また、公共アートにも積極的に取り組みました。国立美術学校ではフレスコ画科の指導にあたり、1937年のパリ万国博覧会では観光パビリオンの装飾も手がけています。絵画だけでなく、建築や教育、印刷物など、多様な領域で「芸術の生かし方」を広げていったのです。
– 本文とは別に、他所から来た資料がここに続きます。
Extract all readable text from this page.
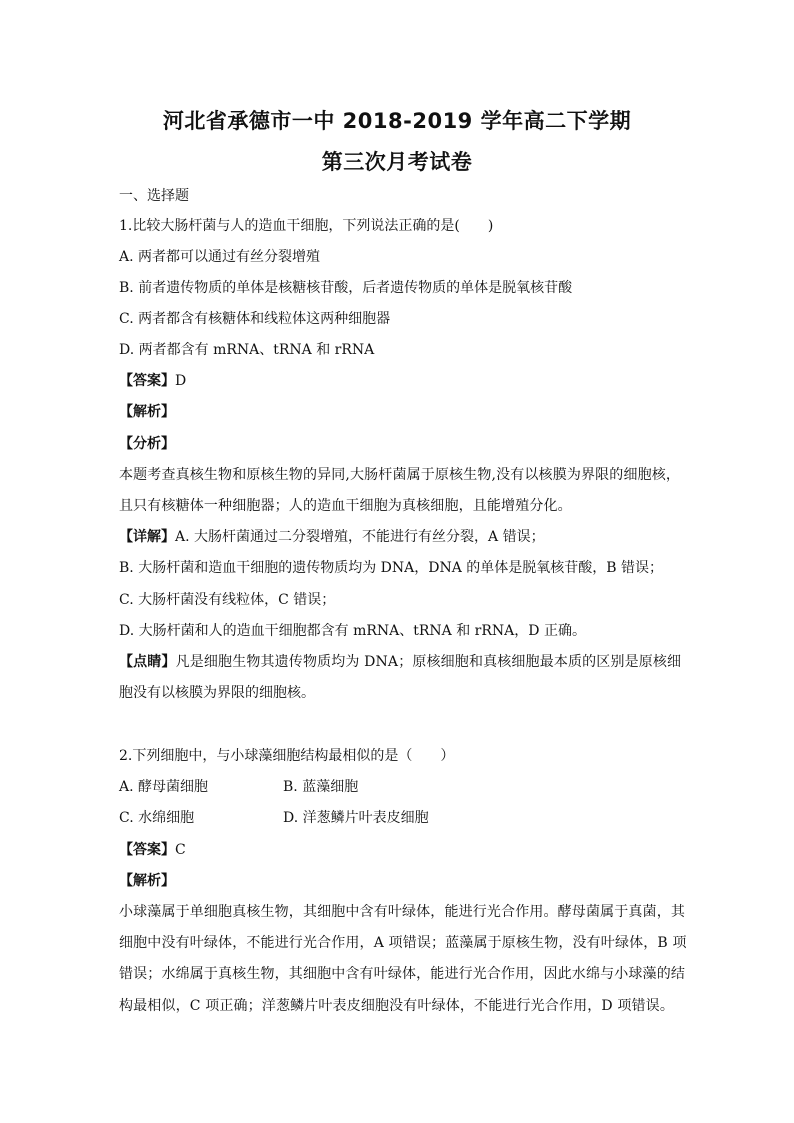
河北省承德市一中 2018-2019 学年高二下学期
第三次月考试卷
一、选择题
1.比较大肠杆菌与人的造血干细胞，下列说法正确的是(　　)
A. 两者都可以通过有丝分裂增殖
B. 前者遗传物质的单体是核糖核苷酸，后者遗传物质的单体是脱氧核苷酸
C. 两者都含有核糖体和线粒体这两种细胞器
D. 两者都含有 mRNA、tRNA 和 rRNA
【答案】D
【解析】
【分析】
本题考查真核生物和原核生物的异同,大肠杆菌属于原核生物,没有以核膜为界限的细胞核，
且只有核糖体一种细胞器；人的造血干细胞为真核细胞，且能增殖分化。
【详解】A. 大肠杆菌通过二分裂增殖，不能进行有丝分裂，A 错误；
B. 大肠杆菌和造血干细胞的遗传物质均为 DNA，DNA 的单体是脱氧核苷酸，B 错误；
C. 大肠杆菌没有线粒体，C 错误；
D. 大肠杆菌和人的造血干细胞都含有 mRNA、tRNA 和 rRNA，D 正确。
【点睛】凡是细胞生物其遗传物质均为 DNA；原核细胞和真核细胞最本质的区别是原核细
胞没有以核膜为界限的细胞核。
2.下列细胞中，与小球藻细胞结构最相似的是（　　）
A. 酵母菌细胞	B. 蓝藻细胞
C. 水绵细胞	D. 洋葱鳞片叶表皮细胞
【答案】C
【解析】
小球藻属于单细胞真核生物，其细胞中含有叶绿体，能进行光合作用。酵母菌属于真菌，其
细胞中没有叶绿体，不能进行光合作用，A 项错误；蓝藻属于原核生物，没有叶绿体，B 项
错误；水绵属于真核生物，其细胞中含有叶绿体，能进行光合作用，因此水绵与小球藻的结
构最相似，C 项正确；洋葱鳞片叶表皮细胞没有叶绿体，不能进行光合作用，D 项错误。
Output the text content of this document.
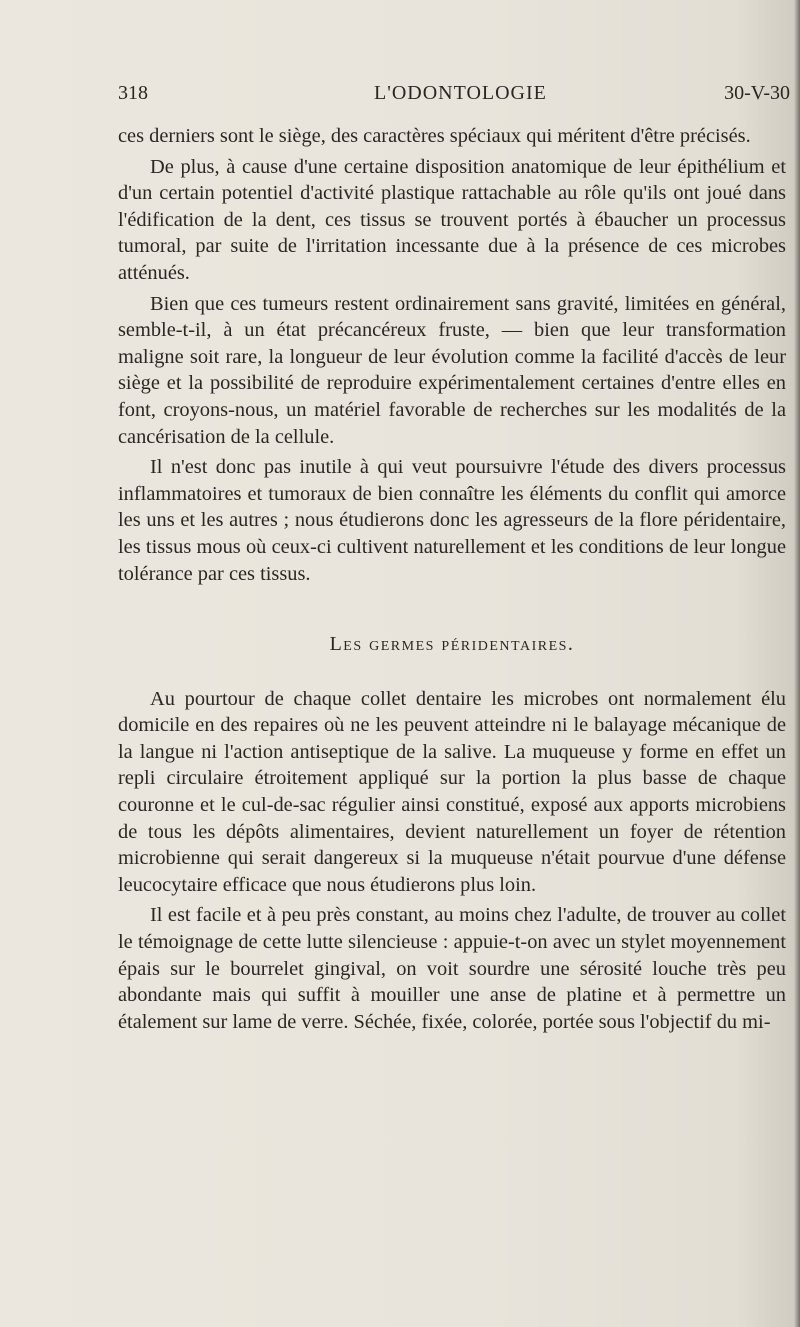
318	L'ODONTOLOGIE	30-V-30

ces derniers sont le siège, des caractères spéciaux qui méritent d'être précisés.

De plus, à cause d'une certaine disposition anatomique de leur épithélium et d'un certain potentiel d'activité plastique rattachable au rôle qu'ils ont joué dans l'édification de la dent, ces tissus se trouvent portés à ébaucher un processus tumoral, par suite de l'irritation incessante due à la présence de ces microbes atténués.

Bien que ces tumeurs restent ordinairement sans gravité, limitées en général, semble-t-il, à un état précancéreux fruste, — bien que leur transformation maligne soit rare, la longueur de leur évolution comme la facilité d'accès de leur siège et la possibilité de reproduire expérimentalement certaines d'entre elles en font, croyons-nous, un matériel favorable de recherches sur les modalités de la cancérisation de la cellule.

Il n'est donc pas inutile à qui veut poursuivre l'étude des divers processus inflammatoires et tumoraux de bien connaître les éléments du conflit qui amorce les uns et les autres ; nous étudierons donc les agresseurs de la flore péridentaire, les tissus mous où ceux-ci cultivent naturellement et les conditions de leur longue tolérance par ces tissus.

Les germes péridentaires.

Au pourtour de chaque collet dentaire les microbes ont normalement élu domicile en des repaires où ne les peuvent atteindre ni le balayage mécanique de la langue ni l'action antiseptique de la salive. La muqueuse y forme en effet un repli circulaire étroitement appliqué sur la portion la plus basse de chaque couronne et le cul-de-sac régulier ainsi constitué, exposé aux apports microbiens de tous les dépôts alimentaires, devient naturellement un foyer de rétention microbienne qui serait dangereux si la muqueuse n'était pourvue d'une défense leucocytaire efficace que nous étudierons plus loin.

Il est facile et à peu près constant, au moins chez l'adulte, de trouver au collet le témoignage de cette lutte silencieuse : appuie-t-on avec un stylet moyennement épais sur le bourrelet gingival, on voit sourdre une sérosité louche très peu abondante mais qui suffit à mouiller une anse de platine et à permettre un étalement sur lame de verre. Séchée, fixée, colorée, portée sous l'objectif du mi-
紙幣も絵画も同じ視線で──不思議な広がりを持つ画家 クレマン・セルヴォー

「変化」と「一貫性」を併せ持つ稀有なアーティスト

1936年にはレジオンドヌール勲章のシュヴァリエを受章し、海外での展覧会にも多く参加するなど、長く安定した評価を得て活動しました。晩年にはゆかりの地へ作品が寄贈され、展示室も設けられたことから、地域に根づいた存在でもあったことがうかがえます。

セルヴォーの作品を見ると、写実、キュビスム、抽象、紙幣デザイン、大型フレスコなど、さまざまなジャンルを軽やかに行き来していることがわかります。しかし、その根底にはいつも「形を整理する目」と「構成を整える手」があります。

作風が変わっても、芯の部分はぶれません。だからこそ、紙幣のような公共のデザインを任され、抽象画家として高く評価され、切手のデザインにも挑戦できたのでしょう。

ひとつの型に収まらず、表現の場を広げ続けたセルヴォーの作品は、生活の中にもアートが入り込めることを、静かに教えてくれているように思えます。